Ainda assim, existem várias outras que marcam presença no evento, como a brasileira Cori. A empresa trabalha com operadores de saúde e desenvolveu uma aplicação em que recolhe informação dos pacientes e consegue partilhar esses dados, sendo que quando há uma variação, por exemplo, no estado de saúde do paciente, é enviado um alerta para que seja possível tomar ação para prevenir uma hospitalização, explicou um dos responsáveis da empresa ao ECO, numa ligação no Mingle, a ferramenta para ligar os participantes no Web Summit.

Essa é, de resto, uma das ferramentas que está a ser utilizada pelas startups este ano para divulgar os projetos, já não é possível fazer contactos pessoalmente como nas edições anteriores.
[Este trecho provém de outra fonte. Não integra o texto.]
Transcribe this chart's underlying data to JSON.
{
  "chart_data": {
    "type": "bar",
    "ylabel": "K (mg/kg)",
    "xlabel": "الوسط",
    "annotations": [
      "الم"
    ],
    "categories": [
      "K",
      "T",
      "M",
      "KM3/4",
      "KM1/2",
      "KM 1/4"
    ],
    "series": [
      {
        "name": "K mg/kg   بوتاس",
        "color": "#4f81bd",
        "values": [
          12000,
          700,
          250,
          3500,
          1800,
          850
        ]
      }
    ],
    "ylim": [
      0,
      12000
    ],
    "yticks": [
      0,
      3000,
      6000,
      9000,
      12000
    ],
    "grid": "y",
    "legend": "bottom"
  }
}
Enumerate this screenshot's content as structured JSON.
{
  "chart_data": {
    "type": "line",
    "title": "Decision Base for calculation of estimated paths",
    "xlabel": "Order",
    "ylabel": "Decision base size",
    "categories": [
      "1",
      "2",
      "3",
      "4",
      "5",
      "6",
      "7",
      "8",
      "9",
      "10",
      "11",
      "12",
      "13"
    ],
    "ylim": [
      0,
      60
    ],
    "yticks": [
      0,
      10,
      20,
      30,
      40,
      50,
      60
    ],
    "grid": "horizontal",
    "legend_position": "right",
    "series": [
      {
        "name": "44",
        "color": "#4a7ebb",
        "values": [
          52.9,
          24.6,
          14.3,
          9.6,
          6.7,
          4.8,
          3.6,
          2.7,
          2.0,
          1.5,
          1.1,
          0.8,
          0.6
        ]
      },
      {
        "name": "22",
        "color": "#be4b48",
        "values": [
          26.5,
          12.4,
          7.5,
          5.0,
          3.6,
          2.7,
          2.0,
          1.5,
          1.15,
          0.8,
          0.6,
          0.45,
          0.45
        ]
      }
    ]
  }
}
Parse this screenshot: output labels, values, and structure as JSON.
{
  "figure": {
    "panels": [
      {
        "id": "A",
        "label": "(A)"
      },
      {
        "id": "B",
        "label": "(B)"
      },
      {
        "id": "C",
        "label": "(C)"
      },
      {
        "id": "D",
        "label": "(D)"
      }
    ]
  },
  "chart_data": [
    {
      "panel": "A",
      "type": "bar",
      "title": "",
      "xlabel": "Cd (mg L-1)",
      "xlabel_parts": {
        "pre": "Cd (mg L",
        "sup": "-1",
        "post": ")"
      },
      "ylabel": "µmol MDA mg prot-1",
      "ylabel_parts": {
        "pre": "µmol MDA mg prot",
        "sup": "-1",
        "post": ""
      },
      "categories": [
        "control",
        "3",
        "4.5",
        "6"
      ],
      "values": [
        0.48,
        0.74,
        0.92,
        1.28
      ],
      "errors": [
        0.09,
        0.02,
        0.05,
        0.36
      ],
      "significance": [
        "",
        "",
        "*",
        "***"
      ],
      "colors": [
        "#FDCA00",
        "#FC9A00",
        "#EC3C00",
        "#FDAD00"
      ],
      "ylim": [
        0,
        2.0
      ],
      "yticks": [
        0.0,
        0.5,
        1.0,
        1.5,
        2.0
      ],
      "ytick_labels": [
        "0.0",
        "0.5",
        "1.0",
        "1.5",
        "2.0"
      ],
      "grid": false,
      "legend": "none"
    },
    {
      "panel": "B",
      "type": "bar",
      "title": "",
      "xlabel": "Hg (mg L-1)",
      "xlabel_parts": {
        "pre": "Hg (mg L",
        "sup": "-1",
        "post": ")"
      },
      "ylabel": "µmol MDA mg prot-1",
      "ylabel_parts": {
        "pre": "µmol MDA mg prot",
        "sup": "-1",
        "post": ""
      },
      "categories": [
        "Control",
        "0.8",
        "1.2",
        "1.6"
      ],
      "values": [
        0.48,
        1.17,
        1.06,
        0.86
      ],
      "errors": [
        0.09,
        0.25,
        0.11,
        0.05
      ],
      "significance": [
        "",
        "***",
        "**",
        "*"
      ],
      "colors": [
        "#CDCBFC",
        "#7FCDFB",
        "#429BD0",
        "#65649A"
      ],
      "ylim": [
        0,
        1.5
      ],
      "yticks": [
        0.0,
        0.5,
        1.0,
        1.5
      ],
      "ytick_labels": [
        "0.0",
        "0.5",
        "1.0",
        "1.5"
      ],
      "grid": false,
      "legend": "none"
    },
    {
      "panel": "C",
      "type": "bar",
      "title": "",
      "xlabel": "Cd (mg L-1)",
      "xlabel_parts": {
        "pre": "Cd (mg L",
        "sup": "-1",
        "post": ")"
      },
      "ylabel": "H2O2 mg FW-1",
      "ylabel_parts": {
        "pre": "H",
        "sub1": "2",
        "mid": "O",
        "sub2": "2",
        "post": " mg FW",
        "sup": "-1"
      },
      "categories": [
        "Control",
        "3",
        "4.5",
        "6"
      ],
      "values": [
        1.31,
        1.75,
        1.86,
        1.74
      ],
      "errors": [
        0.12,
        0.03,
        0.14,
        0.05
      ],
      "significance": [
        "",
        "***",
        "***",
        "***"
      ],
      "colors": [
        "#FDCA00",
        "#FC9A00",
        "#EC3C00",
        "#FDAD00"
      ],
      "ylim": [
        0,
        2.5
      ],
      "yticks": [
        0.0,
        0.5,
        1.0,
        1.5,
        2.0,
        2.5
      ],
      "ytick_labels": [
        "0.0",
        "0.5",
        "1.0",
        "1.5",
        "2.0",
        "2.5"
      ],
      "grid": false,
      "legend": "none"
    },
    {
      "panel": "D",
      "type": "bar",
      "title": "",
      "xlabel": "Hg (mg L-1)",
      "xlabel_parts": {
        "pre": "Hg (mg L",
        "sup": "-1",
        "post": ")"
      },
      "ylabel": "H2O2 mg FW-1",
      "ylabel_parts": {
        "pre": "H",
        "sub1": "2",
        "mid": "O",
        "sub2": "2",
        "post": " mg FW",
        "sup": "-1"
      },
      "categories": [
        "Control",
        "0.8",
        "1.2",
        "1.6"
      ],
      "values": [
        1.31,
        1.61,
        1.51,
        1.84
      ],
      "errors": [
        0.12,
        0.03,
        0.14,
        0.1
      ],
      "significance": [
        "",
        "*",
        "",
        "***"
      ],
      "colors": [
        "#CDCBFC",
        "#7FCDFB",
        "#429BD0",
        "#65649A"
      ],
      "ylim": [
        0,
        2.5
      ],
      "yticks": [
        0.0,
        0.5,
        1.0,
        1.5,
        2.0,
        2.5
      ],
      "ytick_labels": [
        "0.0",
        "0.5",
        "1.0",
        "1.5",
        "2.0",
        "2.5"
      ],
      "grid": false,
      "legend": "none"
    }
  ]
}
As conversas, nas quais são escolhidas pessoas com interesses relacionados por um algoritmo, duram apenas três minutos mas permitem adicionar o contacto das pessoas para fazer a ligação depois.

A grande maioria das startups nesta área está a contratar pessoas, bem como a angariar fundos. Entre as medtech que estão à procura de novos membros para a equipa, 11 são portuguesas. A Promptly, por exemplo, ajuda os pacientes a lidar com as doenças, nomeadamente ao antecipar como se sentirão após cada tratamento.

Mas há também várias startups internacionais que querem contratar, como a SeeYouDoc, das Filipinas, um marketplace para serviços de saúde com telemedicina integrada, agendamentos e pagamentos digitais, ou a alemã Thryve, cuja tecnologia permite o acesso a dados e análises de saúde de mais de 300 dispositivos médicos wearable e outras fontes através de uma única API (Application Programming Interface).

Já são mais as portuguesas que procuram financiamento na Web Summit, cerca de 14, segundo a página do evento. É o caso da UpHill, que desenvolve um software que ajuda os médicos na tomada de decisões. A startup já tem vindo a destacar-se no empreendedorismo nacional, tendo inclusive levantado 600 mil euros numa ronda de investimento liderada pela Luz Saúde, no ano passado.